Loving Kindness Meditation, or LKM, is used to increase feelings of warmth and caring for yourself and others. Like mindfulness, this practice is derived from Buddhist principles, but rather than passively observing thoughts, you concentrate on actively directing a feeling of compassion towards yourself and then extend your focus to an ever-widening circle of others, ultimately radiating warmth and compassion in all directions.
LKM has been shown to boost positivity and life satisfaction as well as reduce depressive and illness symptoms. A Stanford University study found that in just seven minutes of LKM, people reported greater social connection toward others, which is no small thing when we’re in the midst of a loneliness epidemic. A 2008 study led by leading positive psychology researcher Barbara Fredrickson from the University of North Carolina at Chapel Hil showed that LKM led to shifts in people’s daily experiences of a wide range of positive emotions, including love, joy, gratitude, contentment, hope, pride, interest, amusement, and awe. This mood boost was in turn linked to increases in a variety of personal resources, including mindful attention, self-acceptance, positive relations with others, and good physical health. Since then, additional studies have continued to support these results and a 2015 meta-analysis (a study of studies) found that LKM has a medium effect size in improving daily positive emotions.
It’s important to note that a ‘medium effect size’ means that while the technique has been shown to work, it doesn’t always work and it’s interesting that Frederickson’s recent work, published last month is starting to explore the genetic basis for why this type of meditation is effective for some people but not others. But just because mindfulness meditation or LKM don’t work for you, it doesn’t mean that there aren’t other techniques that could help lift your mood.

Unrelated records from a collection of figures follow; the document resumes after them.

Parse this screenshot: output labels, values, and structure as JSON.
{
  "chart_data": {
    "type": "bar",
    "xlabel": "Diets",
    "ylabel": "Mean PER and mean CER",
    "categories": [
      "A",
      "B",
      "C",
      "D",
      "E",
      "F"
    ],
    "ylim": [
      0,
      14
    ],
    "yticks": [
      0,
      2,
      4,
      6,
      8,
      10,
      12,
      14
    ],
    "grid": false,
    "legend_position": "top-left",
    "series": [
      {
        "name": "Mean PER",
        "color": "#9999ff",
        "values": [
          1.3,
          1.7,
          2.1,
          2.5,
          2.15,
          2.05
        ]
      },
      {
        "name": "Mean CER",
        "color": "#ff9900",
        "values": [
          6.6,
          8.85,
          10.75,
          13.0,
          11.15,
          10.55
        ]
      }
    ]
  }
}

To practice LKM begin by sitting or lying down comfortably. (If you’re prone to sleepiness when you begin to relax, I’d recommend sitting). Take a few deep breaths, filling your chest and stomach and slowly breathing out. Feel any tension in your body begin to release and relax. Close your eyes.

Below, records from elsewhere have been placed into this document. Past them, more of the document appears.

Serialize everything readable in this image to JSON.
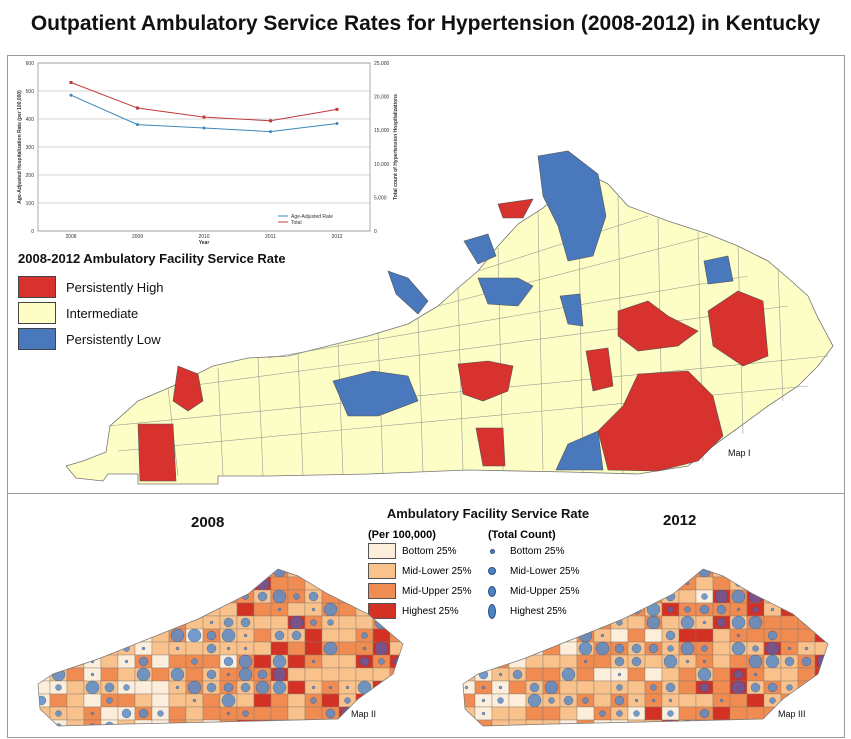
{
  "title": "Outpatient Ambulatory Service Rates for Hypertension (2008-2012) in Kentucky",
  "colors": {
    "persistently_high": "#d7322d",
    "intermediate": "#fdfdc6",
    "persistently_low": "#4a78bc",
    "bottom25": "#fdeedc",
    "midlower25": "#f9c18b",
    "midupper25": "#f08b52",
    "highest25": "#d33124",
    "dot": "#5a8cc8"
  },
  "chart_data": {
    "type": "line",
    "x": [
      "2008",
      "2009",
      "2010",
      "2011",
      "2012"
    ],
    "xlabel": "Year",
    "ylabel": "Age-Adjusted Hospitalization Rate (per 100,000)",
    "y2label": "Total count of Hypertension Hospitalizations",
    "ylim": [
      0,
      600
    ],
    "y2lim": [
      0,
      25000
    ],
    "yticks": [
      "0",
      "100",
      "200",
      "300",
      "400",
      "500",
      "600"
    ],
    "y2ticks": [
      "0",
      "5,000",
      "10,000",
      "15,000",
      "20,000",
      "25,000"
    ],
    "grid": true,
    "legend_position": "bottom-right",
    "series": [
      {
        "name": "Age-Adjusted Rate",
        "axis": "left",
        "color": "#3d86b8",
        "values": [
          485,
          380,
          368,
          355,
          384
        ]
      },
      {
        "name": "Total",
        "axis": "right",
        "color": "#c0393a",
        "values": [
          22100,
          18300,
          16950,
          16400,
          18100
        ]
      }
    ]
  },
  "map1": {
    "legend_title": "2008-2012 Ambulatory Facility Service Rate",
    "legend_items": [
      {
        "label": "Persistently High",
        "key": "persistently_high"
      },
      {
        "label": "Intermediate",
        "key": "intermediate"
      },
      {
        "label": "Persistently Low",
        "key": "persistently_low"
      }
    ],
    "label": "Map I"
  },
  "map2": {
    "year": "2008",
    "label": "Map II"
  },
  "map3": {
    "year": "2012",
    "label": "Map III"
  },
  "legend2": {
    "title": "Ambulatory Facility Service Rate",
    "sub_rate": "(Per 100,000)",
    "sub_count": "(Total Count)",
    "rate_items": [
      "Bottom 25%",
      "Mid-Lower 25%",
      "Mid-Upper 25%",
      "Highest 25%"
    ],
    "count_items": [
      "Bottom 25%",
      "Mid-Lower 25%",
      "Mid-Upper 25%",
      "Highest 25%"
    ]
  }
}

The idea of this practice is to induce a mental state of unselfish and unconditional kindness to all beings. First, focus on directing feelings of warmth, kindness and compassion towards yourself. Next, focus on a good friend, then someone you feel neutrally about (eg; your bus driver or postman), then a “difficult” person (eg; a person you may have negative feelings about); and eventually focus on the entire universe. You might like to silently repeat phrases, such as “may you be happy” or “may you be free from suffering” towards your targets.